Demo path: Input, Model, OK. Production path: Input, Eval, Model, Confidence check, Fallback, Logging, Output — The demo path is linear. The production path is the demo path plus everything you didn’t build yet.

Four things I’d tell the earlier version of me

On demo velocity versus production reliability. The demo is not a proof of concept. The demo is a best-case scenario you constructed with selection bias. Your test set will always be easier than the real world, because you built it before you understood the real world. The question to ask before you ship isn’t “does it work?” — it’s “what does it do when it doesn’t work?” I had no answer to that question. I should have refused to ship until I did.

On “mostly works” being the dangerous answer in probabilistic systems. Traditional code either handles an input or it throws an exception. You learn about the failure. Probabilistic systems do something worse: they handle the input confidently and incorrectly, and they keep going. Andrej Karpathy called this out when he wrote about Software 2.0 — the failure modes of learned systems are qualitatively different from the failure modes of written code. “Mostly works” in a deterministic system means 95% of users have a good experience. “Mostly works” in a probabilistic system means 5% of users have an experience so bad they escalate. The 5% are not randomly distributed. They cluster around the edges, the unusual inputs, the frustrated users. That’s where your product reputation actually lives.

On evaluation as a product surface, not a backend chore. I treated evals as something you do before you ship to convince yourself things work. That’s backwards. Evals are the ongoing heartbeat of an AI feature. Anthropic’s guidance on evaluating AI systems makes this point clearly: evaluation isn’t a pre-deployment gate, it’s a continuous discipline. Your eval suite should grow every time you find a new failure mode. Mine started at 100 handpicked cases and is now at 2,300, most of them contributed by real production failures. The feature is measurably better for it. I should have started this discipline before I shipped, not after.

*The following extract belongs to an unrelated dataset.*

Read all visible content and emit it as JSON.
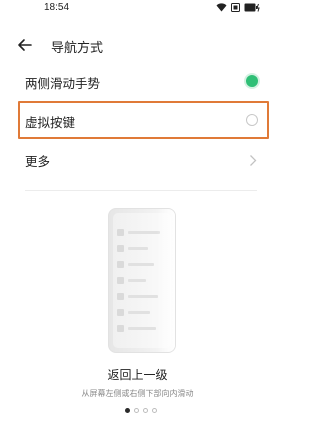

On user-facing humility. The feature should have been able to say “I’m not sure.” It should have shown users when it was operating with low confidence, given them a clear path to a human, made the fallback obvious. Instead I shipped a feature that was equally confident whether it was correct or completely wrong. That’s not a minor UX issue — it’s a trust problem. When a user can’t tell when to trust the AI and when not to, they learn to distrust it entirely. Build uncertainty into the surface. Let the feature be honest about its limits. Users handle honest uncertainty far better than confident wrongness.

The unflashy lesson

Everything I got wrong, I got wrong because I treated this as a new kind of engineering problem that required new thinking. It wasn’t.

Shipping an AI feature is shipping a product. The same discipline applies: understand your failure modes before you’re in them; test at the edges not just the center; put a human in the loop until you trust the system; build observability from day one. None of that is AI-specific advice. It’s just engineering.

The genuinely new thing is the failure mode shape. Probabilistic failure is quieter, more distributed, and harder to catch in review than an exception or a null pointer. That requires different testing strategies — more coverage, adversarial cases, eval suites that evolve continuously. But the underlying rigor is unchanged. I just forgot to apply it because the demo was so good and the CEO said “ship it” and I wanted to be the person who shipped it.

If I could go back to that conference room — Tuesday afternoon, orange light, everyone still a little slow from lunch — I wouldn’t kill the demo. The demo was genuinely good. I would wait for the room to settle, and then I would say:

“This works beautifully on the cases I tested. I need two more weeks to understand what it does on the cases I haven’t.”

The CEO would have said yes. They always say yes when you sound like you know what you’re doing. And knowing what you’re doing means knowing what you don’t know yet.

That’s the version of me I’m trying to ship.